Zobacz wideo: Bydgoscy i toruńscy policjanci ścigali uciekającego kierowcę

– W tym roku na razie jest spokojnie. Może ludzie po kilku akcjach w poprzednich latach mają większą świadomość. W schronisku aktualnie nie mamy też szczeniąt, a to takie zwierzaki najczęściej wybierane są na prezent – powiedziała „Expressowi Bydgoskiemu” Karolina Burzych, opiekunka zwierząt z bydgoskiego schroniska.
– Przez cały rok zwracamy uwagę na to, komu wydajemy zwierzęta, ale w okresie przedświątecznym jesteśmy wyjątkowo na to uczuleni. Zwiększyliśmy liczbę zapoznawczych wizyt. Jeśli ktoś teraz przyjdzie i powie, że chce adoptować psa, nie wyjdzie z nim od razu. Jeżeli po kilku spotkaniach, spacerach z psem, podtrzyma chęć, po świętach będzie mógł go adoptować – tłumaczy.
W poprzednich latach pod koniec grudnia do schroniska w Bydgoszczy trafiło wiele porzuconych zwierząt. Niektóre przywożono bezpośrednio, bo okazało się, że „prezent” się nie sprawdził. Inne czekał jeszcze gorszy los – były porzucane np. w lesie. Do schroniska psy przywozili strażnicy miejscy.
– Zwierzę na prezent to bardzo zły pomysł, dlatego wstrzymujemy się z adopcjami w okresie przedświątecznym. Są ludzie, którzy z dobrego serca chcą przygarnąć psa czy kota, ale to zupełnie inna opcja. Czasami są rodzice czy dziadkowie, którzy wprost mówią, że chcą na prezent dla wnuka czy dziecka żywe zwierzę – nie ma u nas takiej możliwości – deklaruje zdecydowanie Magdalena Pietsch, z Bydgoskiego Klubu Przyjaciół Zwierząt „Animals”.

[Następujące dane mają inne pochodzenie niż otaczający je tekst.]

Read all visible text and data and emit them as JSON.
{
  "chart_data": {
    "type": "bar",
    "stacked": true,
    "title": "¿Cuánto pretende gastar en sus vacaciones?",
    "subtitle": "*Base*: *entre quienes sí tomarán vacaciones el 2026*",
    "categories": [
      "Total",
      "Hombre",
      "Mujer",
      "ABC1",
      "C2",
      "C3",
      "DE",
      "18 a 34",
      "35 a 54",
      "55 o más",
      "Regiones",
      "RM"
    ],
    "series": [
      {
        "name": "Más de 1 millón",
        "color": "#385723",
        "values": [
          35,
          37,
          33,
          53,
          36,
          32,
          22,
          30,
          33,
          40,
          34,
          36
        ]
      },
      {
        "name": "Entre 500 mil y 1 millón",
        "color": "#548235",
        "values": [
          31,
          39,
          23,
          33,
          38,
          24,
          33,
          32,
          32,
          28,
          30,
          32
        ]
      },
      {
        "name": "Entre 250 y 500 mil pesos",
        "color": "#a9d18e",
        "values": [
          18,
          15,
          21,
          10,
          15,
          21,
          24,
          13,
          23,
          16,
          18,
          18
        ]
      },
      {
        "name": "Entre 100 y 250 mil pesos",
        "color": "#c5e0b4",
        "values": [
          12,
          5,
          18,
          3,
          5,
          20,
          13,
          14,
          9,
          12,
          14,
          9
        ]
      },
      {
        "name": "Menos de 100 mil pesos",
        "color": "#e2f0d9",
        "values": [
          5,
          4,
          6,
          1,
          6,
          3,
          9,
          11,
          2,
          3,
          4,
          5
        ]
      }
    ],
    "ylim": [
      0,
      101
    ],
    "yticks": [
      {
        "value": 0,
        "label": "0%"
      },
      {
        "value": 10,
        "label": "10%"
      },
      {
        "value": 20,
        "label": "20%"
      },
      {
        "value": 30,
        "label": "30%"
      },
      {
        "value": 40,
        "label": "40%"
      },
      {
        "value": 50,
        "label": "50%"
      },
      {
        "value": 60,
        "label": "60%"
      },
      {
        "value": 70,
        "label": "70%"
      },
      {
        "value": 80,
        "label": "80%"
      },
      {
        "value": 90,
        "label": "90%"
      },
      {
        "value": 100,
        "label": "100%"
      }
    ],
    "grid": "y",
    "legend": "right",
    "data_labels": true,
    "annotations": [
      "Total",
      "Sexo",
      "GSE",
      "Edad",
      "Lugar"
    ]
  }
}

Pies i kot trafia nie tylko pod choinkę, ale również do buta. Do organizacji pierwsi chętnie zgłaszali się już przed 6 grudnia, aby podarować zwierzę na Mikołajki. Z doświadczeń stowarzyszenia wynika, że najwięcej psów i kotów porzucanych jest w wakacje oraz właśnie po świętach Bożego Narodzenia. Niektórym wydaje się, że zwierzę sprawi dużą radość obdarowanym. Z czasem okazuje się, że wiążą się z nim dodatkowe obowiązki, a na to nie wszyscy są gotowi.
– To żywe zwierzę, które czuje tak samo jak człowiek. Nikt z nas nie chciałby zostać świątecznym prezentem. Dzieci powinno się uczyć, że żywe zwierzę to nie pluszowa zabawka, którą można położyć pod choinką – stwierdza Magdalena Pietsch.